The activation energy for collaboration is thus greatly reduced. I think this is Sage’s greatest strength. Every member of the community can easily make the transition from user to developer. Not to belittle Sage’s computational abilities, which are also quite commendable, but other projects like GNU Octave would do well to learn from Sage’s experience. I am working on how to make Octave collaboration easier too.

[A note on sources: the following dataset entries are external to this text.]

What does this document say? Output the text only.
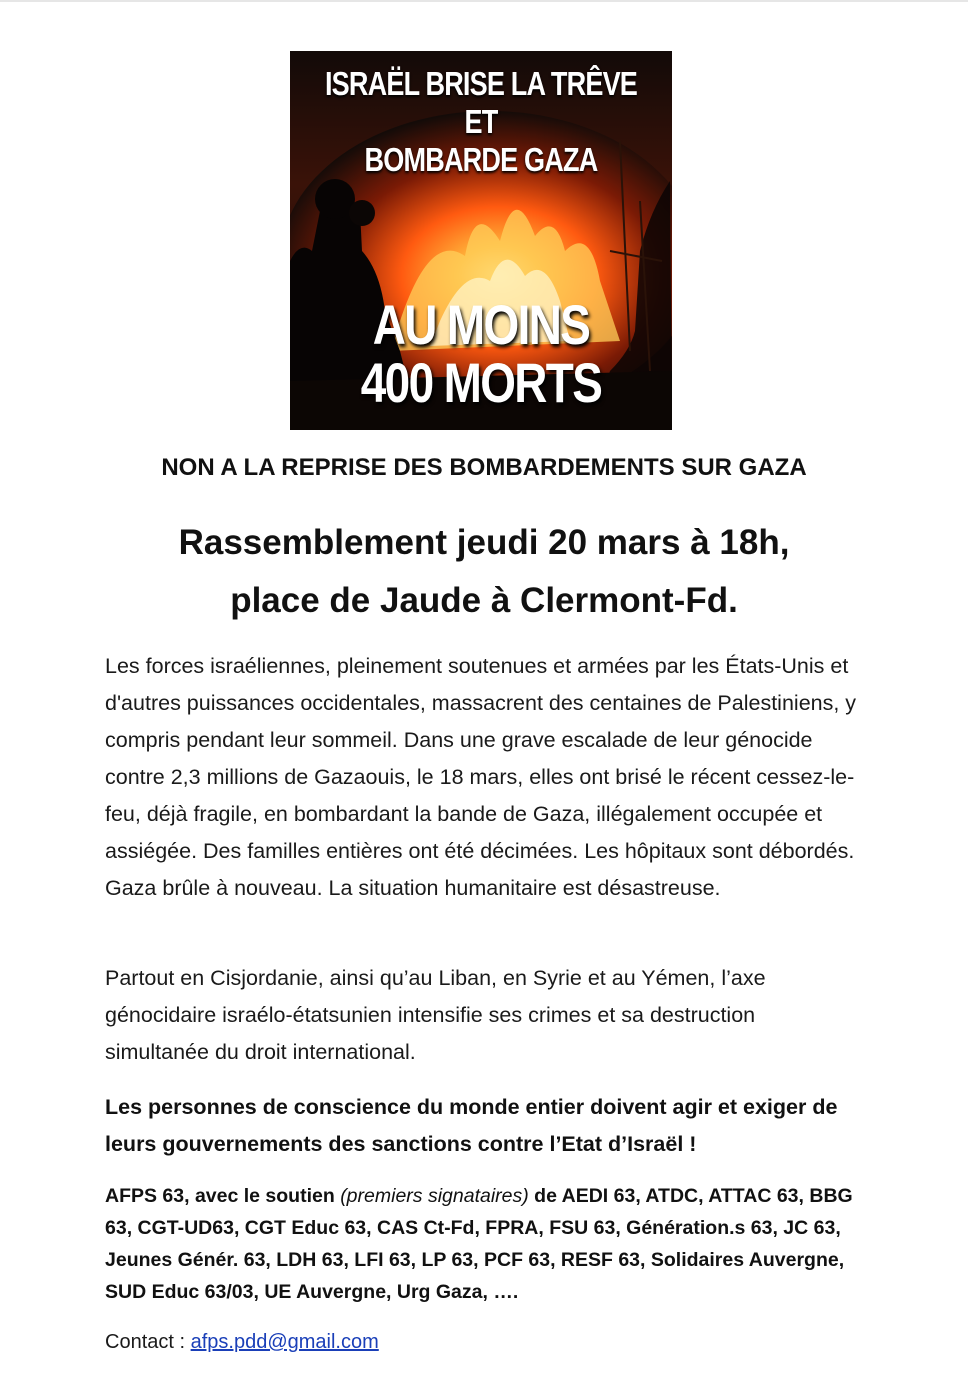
ISRAËL BRISE LA TRÊVE ET
BOMBARDE GAZA
AU MOINS
400 MORTS
NON A LA REPRISE DES BOMBARDEMENTS SUR GAZA
Rassemblement jeudi 20 mars à 18h,
place de Jaude à Clermont-Fd.
Les forces israéliennes, pleinement soutenues et armées par les États-Unis et d'autres puissances occidentales, massacrent des centaines de Palestiniens, y compris pendant leur sommeil. Dans une grave escalade de leur génocide contre 2,3 millions de Gazaouis, le 18 mars, elles ont brisé le récent cessez-le-feu, déjà fragile, en bombardant la bande de Gaza, illégalement occupée et assiégée. Des familles entières ont été décimées. Les hôpitaux sont débordés. Gaza brûle à nouveau. La situation humanitaire est désastreuse.
Partout en Cisjordanie, ainsi qu’au Liban, en Syrie et au Yémen, l’axe génocidaire israélo-étatsunien intensifie ses crimes et sa destruction simultanée du droit international.
Les personnes de conscience du monde entier doivent agir et exiger de leurs gouvernements des sanctions contre l’Etat d’Israël !
AFPS 63, avec le soutien (premiers signataires) de AEDI 63, ATDC, ATTAC 63, BBG 63, CGT-UD63, CGT Educ 63, CAS Ct-Fd, FPRA, FSU 63, Génération.s 63, JC 63, Jeunes Génér. 63, LDH 63, LFI 63, LP 63, PCF 63, RESF 63, Solidaires Auvergne, SUD Educ 63/03, UE Auvergne, Urg Gaza, ….
Contact : afps.pdd@gmail.com
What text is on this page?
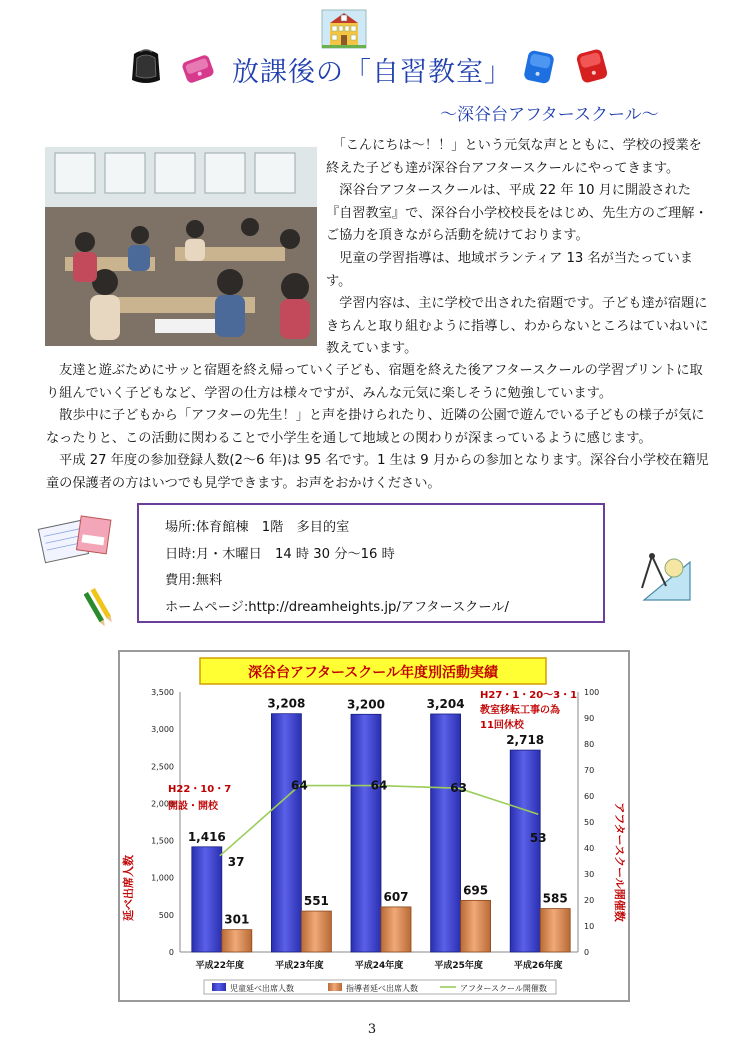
放課後の「自習教室」
～深谷台アフタースクール～

　「こんにちは～！！」という元気な声とともに、学校の授業を終えた子ども達が深谷台アフタースクールにやってきます。

　深谷台アフタースクールは、平成 22 年 10 月に開設された『自習教室』で、深谷台小学校校長をはじめ、先生方のご理解・ご協力を頂きながら活動を続けております。

　児童の学習指導は、地域ボランティア 13 名が当たっています。

　学習内容は、主に学校で出された宿題です。子ども達が宿題にきちんと取り組むように指導し、わからないところはていねいに教えています。

　友達と遊ぶためにサッと宿題を終え帰っていく子ども、宿題を終えた後アフタースクールの学習プリントに取り組んでいく子どもなど、学習の仕方は様々ですが、みんな元気に楽しそうに勉強しています。

　散歩中に子どもから「アフターの先生！」と声を掛けられたり、近隣の公園で遊んでいる子どもの様子が気になったりと、この活動に関わることで小学生を通して地域との関わりが深まっているように感じます。

　平成 27 年度の参加登録人数(2～6 年)は 95 名です。1 生は 9 月からの参加となります。深谷台小学校在籍児童の保護者の方はいつでも見学できます。お声をおかけください。

場所:体育館棟　1階　多目的室
日時:月・木曜日　14 時 30 分～16 時
費用:無料
ホームページ:http://dreamheights.jp/アフタースクール/
深谷台アフタースクール年度別活動実績
0
500
1,000
1,500
2,000
2,500
3,000
3,500
0
10
20
30
40
50
60
70
80
90
100
1,416
301
3,208
551
3,200
607
3,204
695
2,718
585
37
64	64	63
53
平成22年度	平成23年度	平成24年度	平成25年度	平成26年度
延べ出席人数	アフタースクール開催数
H22・10・7
開設・開校
H27・1・20～3・1
教室移転工事の為
11回休校
児童延べ出席人数	指導者延べ出席人数	アフタースクール開催数
3
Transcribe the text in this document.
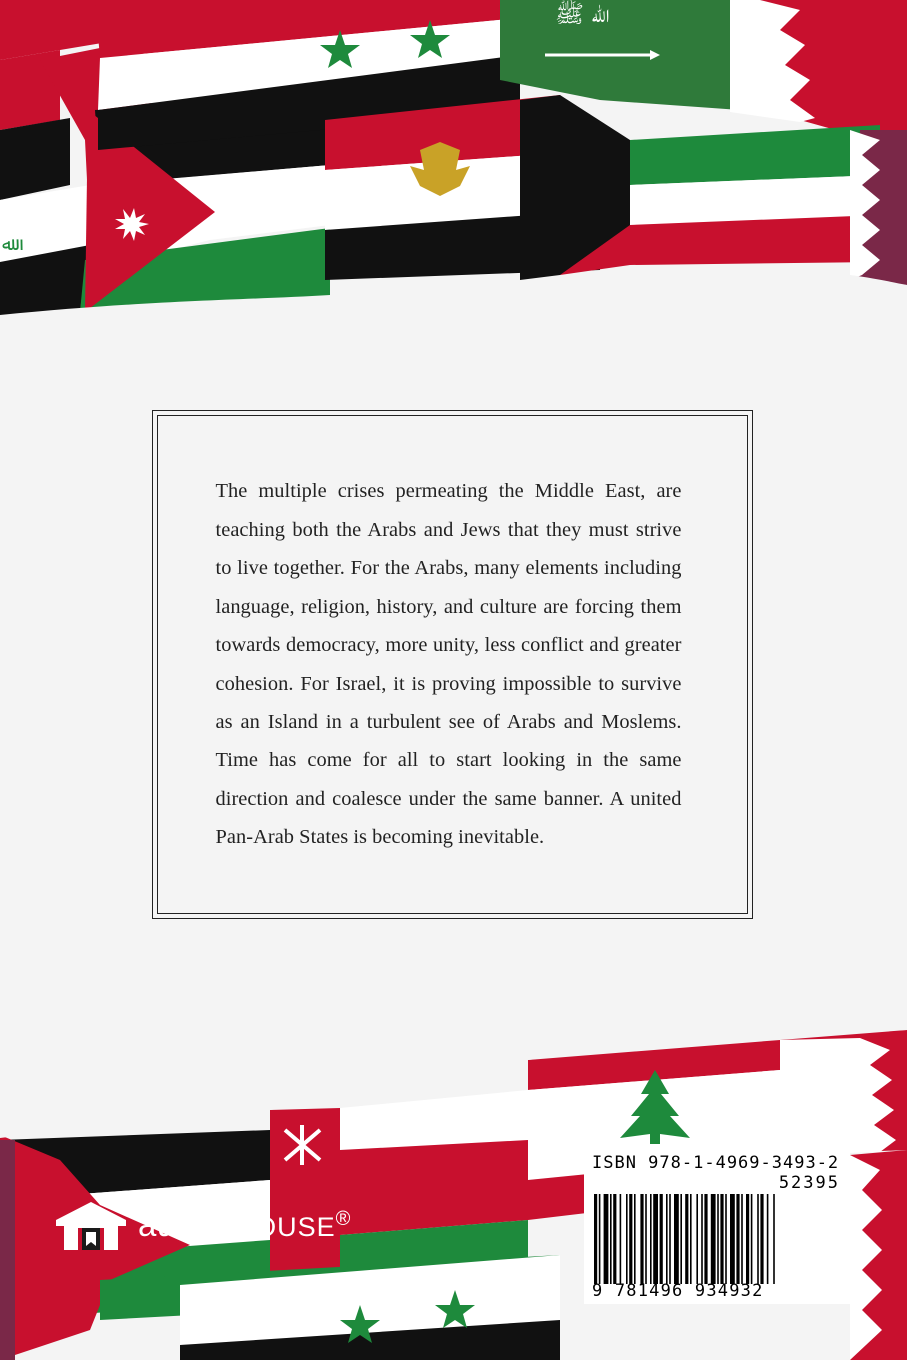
ﷲ
ﷲ ﷺ

The multiple crises permeating the Middle East, are teaching both the Arabs and Jews that they must strive to live together. For the Arabs, many elements including language, religion, history, and culture are forcing them towards democracy, more unity, less conflict and greater cohesion. For Israel, it is proving impossible to survive as an Island in a turbulent see of Arabs and Moslems. Time has come for all to start looking in the same direction and coalesce under the same banner. A united Pan-Arab States is becoming inevitable.

authorHOUSE®
ISBN 978-1-4969-3493-2
52395
9 781496 934932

I enjoyed the socialisation in Sage Days 30 as much as the technical discussions and work. I was unfortunately not able to devote much time to the technical aspects, because at the time I was busy with technical work of my own for a job I have thankfully since abandoned in favour of a much more interesting position. But having dinner with mathematicians-slash-programmers provided me with a sort of mathematical human contact for which I was deeply starved. Playing ultimate frisbee and mafia (or werewolf, as they knew the game) with them was also a delicious experience. Playing mafia with mathematicians is a unique treat, because they treat the whole thing as an involved logic puzzle, analysing everything with great care. It makes for a very interesting game. I am happy I brought along my go board, which also generated some interest at the same dinner party where the mafia gaming took place. I was surprised to see that the game was new to a number of them, but they seemed to quickly pick up an interest in it.
I was glad to also spend some time seeing some of the academic aspects of Acadia, where I am considering returning to academia and doing postgraduate work. The university is small, and it doesn’t even have a PhD programme, but I would be able to work with some people from there if I enroll in neighbouring Dalhousie in Halifax. Recently, during the second trip I shall speak of shortly, I coincidentally met some Acadia alumni who had many good things to say about it, about the smallness of the community and the few distractions there are, which allows one better concentration on academics. It sounds lovely. I am sending an application there shortly, and I hope I can get in.